In this project, we will investigate the controlled generation and manipulation of transverse spin persistent currents in toroidal rubidium-87 spinor BECs using novel magic-wavelength phase-imprinting techniques developed at UQ. The research will benchmark across two key applications of toroidal geometries.

Toroidal Bose-Einstein condensates (BECs) provide a platform for precision rotation sensing, atomtronic circuits, and weak-link mediated Josephson junctions. These applications rely on initialising quantised superfluid circulation through an experimental technique known as phase-imprinting.

The resulting superfluid flow is dissipation-free and stable due to the single-valued condensate wavefunction and are referred to as persistent currents. Spinor BECs extend this paradigm through internal spin degrees of freedom that enable novel superfluid order and additional quantised flows.

For example, the easy-plane ferromagnetic phase of spin-1 condensates, offers a transversely magnetised system that supports spin-dependent superfluid flow distinct from conventional mass circulation. This topologically stable phase enables counterpropagating persistent currents between magnetic sublevels that will enhance investigations into sensing, atomtronic circuits, and Josephson tunnelling.

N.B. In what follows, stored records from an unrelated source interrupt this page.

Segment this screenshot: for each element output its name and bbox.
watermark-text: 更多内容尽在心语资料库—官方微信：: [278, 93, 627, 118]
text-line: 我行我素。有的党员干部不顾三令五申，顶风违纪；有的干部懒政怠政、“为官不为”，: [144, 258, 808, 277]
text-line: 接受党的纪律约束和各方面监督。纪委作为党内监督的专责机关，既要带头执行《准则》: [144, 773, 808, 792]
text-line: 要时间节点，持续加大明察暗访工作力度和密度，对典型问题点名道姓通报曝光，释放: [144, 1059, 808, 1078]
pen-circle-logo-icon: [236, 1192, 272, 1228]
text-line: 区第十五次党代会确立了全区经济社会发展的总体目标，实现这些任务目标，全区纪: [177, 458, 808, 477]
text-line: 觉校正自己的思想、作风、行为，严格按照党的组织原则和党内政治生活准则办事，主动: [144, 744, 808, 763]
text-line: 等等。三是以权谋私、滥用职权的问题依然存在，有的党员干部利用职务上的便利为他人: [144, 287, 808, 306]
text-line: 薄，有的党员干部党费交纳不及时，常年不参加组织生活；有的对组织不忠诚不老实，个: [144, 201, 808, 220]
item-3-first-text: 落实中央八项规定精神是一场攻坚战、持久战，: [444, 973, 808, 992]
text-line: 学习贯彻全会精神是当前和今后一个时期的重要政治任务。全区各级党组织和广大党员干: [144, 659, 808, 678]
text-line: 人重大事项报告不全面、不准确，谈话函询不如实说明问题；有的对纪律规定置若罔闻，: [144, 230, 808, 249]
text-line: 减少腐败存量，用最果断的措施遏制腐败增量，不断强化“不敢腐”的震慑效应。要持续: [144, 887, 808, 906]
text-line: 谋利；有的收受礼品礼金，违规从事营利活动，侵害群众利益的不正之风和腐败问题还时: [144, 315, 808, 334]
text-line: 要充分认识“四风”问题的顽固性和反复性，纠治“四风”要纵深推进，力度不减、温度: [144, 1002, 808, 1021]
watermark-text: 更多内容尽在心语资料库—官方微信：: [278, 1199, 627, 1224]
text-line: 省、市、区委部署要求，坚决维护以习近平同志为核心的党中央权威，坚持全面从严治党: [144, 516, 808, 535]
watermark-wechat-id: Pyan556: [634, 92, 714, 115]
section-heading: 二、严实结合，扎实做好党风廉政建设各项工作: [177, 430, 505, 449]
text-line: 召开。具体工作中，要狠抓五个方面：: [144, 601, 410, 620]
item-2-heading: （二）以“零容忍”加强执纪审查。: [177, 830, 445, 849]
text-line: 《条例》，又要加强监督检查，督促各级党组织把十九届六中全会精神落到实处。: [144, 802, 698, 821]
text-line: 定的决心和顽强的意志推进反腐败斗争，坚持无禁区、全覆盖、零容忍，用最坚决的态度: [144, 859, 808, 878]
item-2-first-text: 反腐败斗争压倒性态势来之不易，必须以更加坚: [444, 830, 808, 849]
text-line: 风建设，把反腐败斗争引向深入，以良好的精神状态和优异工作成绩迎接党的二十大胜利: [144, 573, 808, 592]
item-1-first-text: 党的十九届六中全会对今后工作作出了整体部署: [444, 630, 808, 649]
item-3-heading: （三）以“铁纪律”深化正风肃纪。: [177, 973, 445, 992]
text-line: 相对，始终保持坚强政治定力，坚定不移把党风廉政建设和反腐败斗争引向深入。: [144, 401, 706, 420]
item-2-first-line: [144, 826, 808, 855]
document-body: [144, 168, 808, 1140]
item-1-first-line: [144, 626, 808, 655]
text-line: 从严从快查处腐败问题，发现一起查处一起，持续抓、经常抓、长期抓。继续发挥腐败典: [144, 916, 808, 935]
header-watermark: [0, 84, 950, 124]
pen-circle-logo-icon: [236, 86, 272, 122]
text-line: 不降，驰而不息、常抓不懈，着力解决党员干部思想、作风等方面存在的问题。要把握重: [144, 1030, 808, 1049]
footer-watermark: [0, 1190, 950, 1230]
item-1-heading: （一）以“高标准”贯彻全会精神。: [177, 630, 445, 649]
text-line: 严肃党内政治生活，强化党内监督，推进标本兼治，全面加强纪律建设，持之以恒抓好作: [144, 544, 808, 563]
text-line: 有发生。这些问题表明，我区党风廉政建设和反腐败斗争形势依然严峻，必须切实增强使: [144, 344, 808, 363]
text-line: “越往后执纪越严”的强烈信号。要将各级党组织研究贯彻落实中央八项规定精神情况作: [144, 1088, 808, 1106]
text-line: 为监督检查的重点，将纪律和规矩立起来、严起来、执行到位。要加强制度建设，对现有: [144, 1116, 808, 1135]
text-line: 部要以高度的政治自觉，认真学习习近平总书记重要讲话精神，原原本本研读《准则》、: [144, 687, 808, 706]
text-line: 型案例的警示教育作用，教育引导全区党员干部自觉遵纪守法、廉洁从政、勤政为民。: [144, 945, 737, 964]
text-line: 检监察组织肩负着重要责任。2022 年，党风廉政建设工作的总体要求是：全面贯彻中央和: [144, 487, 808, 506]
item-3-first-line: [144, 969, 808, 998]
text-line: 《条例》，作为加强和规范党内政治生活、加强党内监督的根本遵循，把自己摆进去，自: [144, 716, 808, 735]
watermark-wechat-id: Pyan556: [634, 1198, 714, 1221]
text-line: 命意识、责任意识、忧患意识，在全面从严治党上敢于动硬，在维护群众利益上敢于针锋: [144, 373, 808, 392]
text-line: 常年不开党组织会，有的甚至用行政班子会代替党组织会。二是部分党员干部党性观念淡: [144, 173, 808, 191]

Firstly, for rotation sensing, we will characterise the sensitivity, stability, and noise resilience of spinor-based interferometry compared to scalar BEC gyroscopes. We will then investigate weak-link mediated Josephson oscillation studies which will explore the coupled oscillation dynamics between magnetic sublevels. You will be supervised by CI Neely (principal) and CI Rubinsztein-Dunlop (associate).